According to investigative documents, the yellowish constrictor, bought at a flea market for $200, hadn't eaten in a month and was kept in a glass terrarium with a quilt for a lid.
The snake weighed in at a sickly 13.5 pounds after the attack.
It sneaked out of the tank earlier that night and was slinking down the hall of the double-wide trailer when Darnell, headed to the bathroom, nearly stepped on it. He told deputies that he scooped up the python, slipped it into a mesh laundry bag, carried it back to the terrarium and put the quilt on the tank again.
But the bag had a baseball-sized hole in it, according to the investigation by deputies.
Darnell awoke the next morning to find the snake wrapped around Shaianna, its fangs in her forehead.
Orlando defense lawyer J. Rhiannon Arnold, Darnell's attorney, would not discuss the case. Ismael Solis Jr., Hare's attorney, did not return phone messages.
The felony charges accuse the couple, who lived about 60 miles northwest of Orlando, of acting with a "grossly careless disregard" for the safety and welfare of the child.
Before the attack, the python had escaped its tank 10 times since its last meal, a road-kill squirrel.
According to a death investigation conducted by the Department of Children and Families, Jaren Hare's mother, Sheryl, was concerned about her daughter's ability to care for Gypsy and another pet snake, Dixie, a smaller Colombian red-tail boa, because neither Jaren nor her boyfriend had jobs or money.
She offered to keep the reptiles at her home, provide a sealed container for the python and buy rats for the snakes to eat — but the offers were rejected. Sheryl Hare is listed as a prosecution witness in the case.

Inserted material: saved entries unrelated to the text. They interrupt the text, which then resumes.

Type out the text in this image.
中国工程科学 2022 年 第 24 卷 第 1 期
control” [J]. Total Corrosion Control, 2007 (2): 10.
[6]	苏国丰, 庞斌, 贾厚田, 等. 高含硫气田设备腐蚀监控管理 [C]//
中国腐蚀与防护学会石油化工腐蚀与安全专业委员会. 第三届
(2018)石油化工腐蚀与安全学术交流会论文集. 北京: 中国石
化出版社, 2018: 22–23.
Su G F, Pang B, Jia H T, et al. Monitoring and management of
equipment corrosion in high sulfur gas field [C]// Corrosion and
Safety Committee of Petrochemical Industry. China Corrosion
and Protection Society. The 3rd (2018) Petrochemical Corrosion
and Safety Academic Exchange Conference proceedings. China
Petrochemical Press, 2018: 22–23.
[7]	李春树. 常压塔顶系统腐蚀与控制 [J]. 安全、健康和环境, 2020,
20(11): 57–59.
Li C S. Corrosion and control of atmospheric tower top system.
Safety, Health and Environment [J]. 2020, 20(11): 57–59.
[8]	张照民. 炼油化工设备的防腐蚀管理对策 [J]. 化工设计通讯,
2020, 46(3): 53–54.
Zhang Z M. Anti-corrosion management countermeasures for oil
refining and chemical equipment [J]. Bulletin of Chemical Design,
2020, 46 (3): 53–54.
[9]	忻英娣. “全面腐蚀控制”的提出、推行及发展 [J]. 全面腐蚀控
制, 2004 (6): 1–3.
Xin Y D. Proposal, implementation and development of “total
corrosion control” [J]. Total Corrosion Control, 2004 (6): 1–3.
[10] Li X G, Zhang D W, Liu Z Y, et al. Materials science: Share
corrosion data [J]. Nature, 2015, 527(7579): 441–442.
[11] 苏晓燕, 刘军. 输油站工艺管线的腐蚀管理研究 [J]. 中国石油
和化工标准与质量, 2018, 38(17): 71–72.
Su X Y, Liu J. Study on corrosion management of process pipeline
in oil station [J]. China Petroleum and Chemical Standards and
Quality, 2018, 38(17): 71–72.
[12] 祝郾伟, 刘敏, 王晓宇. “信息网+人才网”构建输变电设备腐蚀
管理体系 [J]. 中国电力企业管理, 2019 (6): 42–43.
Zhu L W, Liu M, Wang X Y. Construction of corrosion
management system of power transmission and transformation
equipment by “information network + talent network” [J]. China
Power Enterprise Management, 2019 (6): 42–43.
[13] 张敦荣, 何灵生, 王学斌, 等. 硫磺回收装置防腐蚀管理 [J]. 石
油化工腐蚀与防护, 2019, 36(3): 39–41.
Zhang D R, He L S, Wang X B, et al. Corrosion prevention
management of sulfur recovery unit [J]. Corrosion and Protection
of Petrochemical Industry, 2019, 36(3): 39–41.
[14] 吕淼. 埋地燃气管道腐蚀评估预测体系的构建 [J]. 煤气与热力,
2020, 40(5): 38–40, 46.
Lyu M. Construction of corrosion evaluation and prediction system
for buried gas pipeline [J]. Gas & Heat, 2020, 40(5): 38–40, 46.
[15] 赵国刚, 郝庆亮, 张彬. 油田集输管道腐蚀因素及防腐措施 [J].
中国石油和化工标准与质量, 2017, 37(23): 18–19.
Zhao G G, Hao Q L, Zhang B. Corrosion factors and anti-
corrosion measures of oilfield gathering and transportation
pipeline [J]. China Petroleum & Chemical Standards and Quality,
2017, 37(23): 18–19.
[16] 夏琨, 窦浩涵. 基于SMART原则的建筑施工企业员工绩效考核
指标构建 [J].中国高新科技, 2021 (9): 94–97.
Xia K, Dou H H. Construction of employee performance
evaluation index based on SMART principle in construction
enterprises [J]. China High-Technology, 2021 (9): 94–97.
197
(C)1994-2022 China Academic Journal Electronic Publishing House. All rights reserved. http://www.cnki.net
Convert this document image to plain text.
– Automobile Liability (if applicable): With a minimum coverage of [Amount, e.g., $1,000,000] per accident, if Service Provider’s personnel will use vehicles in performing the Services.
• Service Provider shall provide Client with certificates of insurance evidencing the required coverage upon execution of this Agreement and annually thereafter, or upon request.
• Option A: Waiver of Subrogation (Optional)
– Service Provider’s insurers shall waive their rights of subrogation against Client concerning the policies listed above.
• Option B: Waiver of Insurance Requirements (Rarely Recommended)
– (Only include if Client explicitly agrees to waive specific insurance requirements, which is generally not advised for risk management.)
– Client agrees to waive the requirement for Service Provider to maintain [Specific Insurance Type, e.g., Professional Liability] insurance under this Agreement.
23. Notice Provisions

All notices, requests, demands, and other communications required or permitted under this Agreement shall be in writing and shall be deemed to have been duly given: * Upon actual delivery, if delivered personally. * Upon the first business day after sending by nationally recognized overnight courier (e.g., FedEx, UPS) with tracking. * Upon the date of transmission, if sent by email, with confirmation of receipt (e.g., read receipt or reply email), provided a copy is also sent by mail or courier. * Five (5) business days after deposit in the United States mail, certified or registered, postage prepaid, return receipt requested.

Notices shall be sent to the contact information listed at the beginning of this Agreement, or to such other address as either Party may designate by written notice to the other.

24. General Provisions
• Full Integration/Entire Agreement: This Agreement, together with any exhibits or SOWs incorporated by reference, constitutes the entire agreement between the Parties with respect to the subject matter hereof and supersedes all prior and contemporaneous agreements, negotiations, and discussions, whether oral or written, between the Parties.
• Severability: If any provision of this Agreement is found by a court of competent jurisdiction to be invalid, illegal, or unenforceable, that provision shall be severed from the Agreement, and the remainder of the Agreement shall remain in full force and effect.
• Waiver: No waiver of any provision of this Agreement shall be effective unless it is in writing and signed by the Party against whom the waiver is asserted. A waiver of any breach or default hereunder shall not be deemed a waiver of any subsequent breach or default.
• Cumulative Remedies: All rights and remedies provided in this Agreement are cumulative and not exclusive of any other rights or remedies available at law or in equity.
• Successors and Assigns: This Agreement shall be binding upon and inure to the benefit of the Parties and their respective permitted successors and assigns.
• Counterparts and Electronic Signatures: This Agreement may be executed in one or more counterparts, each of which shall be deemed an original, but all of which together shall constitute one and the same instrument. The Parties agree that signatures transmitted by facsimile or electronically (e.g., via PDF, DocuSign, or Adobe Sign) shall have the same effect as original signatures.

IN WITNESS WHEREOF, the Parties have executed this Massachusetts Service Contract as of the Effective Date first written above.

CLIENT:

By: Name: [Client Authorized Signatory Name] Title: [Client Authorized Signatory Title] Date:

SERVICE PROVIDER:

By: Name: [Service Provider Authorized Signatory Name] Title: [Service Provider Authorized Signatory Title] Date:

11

The constrictor, which has recovered from a cleaver wound inflicted by Darnell after he pulled Shaianna free, remains in the custody of the Florida Fish and Wildlife Conservation Commission. Officials would not disclose Gypsy's location.
Since 1980, the Humane Society of the United States, which opposes ownership of constrictor snakes, has documented more than 200 incidents of snake attacks, escapes, abandonments and cruelty cases in 43 states. The reptiles have been linked to the deaths of 16 people in the United States, including seven children.